To clarify a little bit about what is meant when referring to the security issues, the main use case for our team in proposing this related to the kubernetes environment where secrets stored on disk can be more easily exposed than those on memory

because the same storing mechanisms will continue to be used anyway to avoid chicken and egg situation (inline and file will continue to be used for secret providers secrets as you mentioned...)

This chicken and egg issue wouldn't apply to kubernetes specifically since the container prometheus is running on will naturally have access to the kubernetes secret API as configured by kubernetes. This is also common for some cloud providers, where there is an identity associated with the machine you are running on that will naturally give you access to the related secret APIs (assuming you have configured it with the correct access rights)

Also, did you consider only having a generic spec like http_sd_config and delegate the adapters addition/maintenance to the community/users?

I feel like only have a generic spec would be too restrictive and slow down adoption, as I imagine it requiring running sidecars in certain enviroments. Additionally designing and maintaining such a spec can be quite burdensome as there are many secret providers each with their own nuances. However in theory a generic spec could also be added as a secret provider

In order to avoid falling back into the same challenges we have with the SD mechanisms, maybe we should be more explicit about ownership/maintenance, conditions for adding a new provider etc.
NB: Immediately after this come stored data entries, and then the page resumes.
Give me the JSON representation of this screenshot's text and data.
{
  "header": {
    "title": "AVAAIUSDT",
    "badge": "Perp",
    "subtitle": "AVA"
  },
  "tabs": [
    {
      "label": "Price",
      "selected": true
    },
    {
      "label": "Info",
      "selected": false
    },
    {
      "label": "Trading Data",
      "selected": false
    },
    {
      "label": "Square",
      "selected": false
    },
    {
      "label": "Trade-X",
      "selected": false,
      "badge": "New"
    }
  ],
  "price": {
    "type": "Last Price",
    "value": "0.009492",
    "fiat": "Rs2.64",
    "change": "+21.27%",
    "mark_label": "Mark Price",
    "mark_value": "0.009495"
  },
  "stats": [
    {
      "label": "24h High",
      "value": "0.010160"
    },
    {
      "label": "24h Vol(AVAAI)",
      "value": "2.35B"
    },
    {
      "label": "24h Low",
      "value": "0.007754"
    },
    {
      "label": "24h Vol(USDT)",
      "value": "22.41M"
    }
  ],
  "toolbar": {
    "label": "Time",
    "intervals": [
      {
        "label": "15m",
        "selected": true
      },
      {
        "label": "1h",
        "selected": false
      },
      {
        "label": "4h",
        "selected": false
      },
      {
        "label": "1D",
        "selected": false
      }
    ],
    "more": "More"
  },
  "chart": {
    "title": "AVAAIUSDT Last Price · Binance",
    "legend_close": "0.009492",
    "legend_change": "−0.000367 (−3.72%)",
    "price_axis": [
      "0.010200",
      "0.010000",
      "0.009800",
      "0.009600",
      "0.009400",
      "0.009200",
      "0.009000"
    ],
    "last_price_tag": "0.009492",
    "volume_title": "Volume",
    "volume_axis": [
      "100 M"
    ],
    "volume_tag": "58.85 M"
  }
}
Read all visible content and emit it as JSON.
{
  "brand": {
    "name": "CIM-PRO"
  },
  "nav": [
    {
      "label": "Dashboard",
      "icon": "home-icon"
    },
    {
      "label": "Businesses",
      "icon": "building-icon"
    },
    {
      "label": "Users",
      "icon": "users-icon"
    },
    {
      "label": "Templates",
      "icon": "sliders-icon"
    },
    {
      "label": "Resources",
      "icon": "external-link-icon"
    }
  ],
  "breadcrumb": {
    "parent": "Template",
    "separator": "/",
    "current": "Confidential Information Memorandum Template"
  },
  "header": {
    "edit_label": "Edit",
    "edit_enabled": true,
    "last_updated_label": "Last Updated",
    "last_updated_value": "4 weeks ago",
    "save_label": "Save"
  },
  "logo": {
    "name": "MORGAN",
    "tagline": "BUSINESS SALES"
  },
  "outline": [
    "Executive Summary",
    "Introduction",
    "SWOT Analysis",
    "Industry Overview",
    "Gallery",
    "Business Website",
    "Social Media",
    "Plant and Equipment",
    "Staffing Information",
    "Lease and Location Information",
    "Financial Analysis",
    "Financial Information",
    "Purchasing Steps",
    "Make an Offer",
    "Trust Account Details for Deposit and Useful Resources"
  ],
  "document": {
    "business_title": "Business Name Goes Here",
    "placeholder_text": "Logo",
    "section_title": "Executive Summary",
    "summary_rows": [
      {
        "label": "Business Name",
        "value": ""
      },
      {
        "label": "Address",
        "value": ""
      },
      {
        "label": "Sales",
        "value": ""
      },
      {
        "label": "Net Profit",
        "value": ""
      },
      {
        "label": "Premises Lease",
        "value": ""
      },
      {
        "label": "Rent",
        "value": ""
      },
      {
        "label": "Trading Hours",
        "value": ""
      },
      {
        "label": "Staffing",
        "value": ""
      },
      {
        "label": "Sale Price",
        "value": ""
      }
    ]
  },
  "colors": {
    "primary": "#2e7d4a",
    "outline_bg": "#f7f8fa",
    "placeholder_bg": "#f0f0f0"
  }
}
Yes, I understand the concern there about avoiding the issues with ownership/maintenance. I believe we could take a multi pronged approach like the following:

  1. For common secret providers, support them directly
  2. For less common secret providers either:
    i. Use a generic spec requiring a sidecar as mentioned above
    ii. Create a plugin system requiring custom compilation of prometheus

I am not sure what processes we could use to draw the line between less common and common secret providers. Do you have any ideas about an approach like this one?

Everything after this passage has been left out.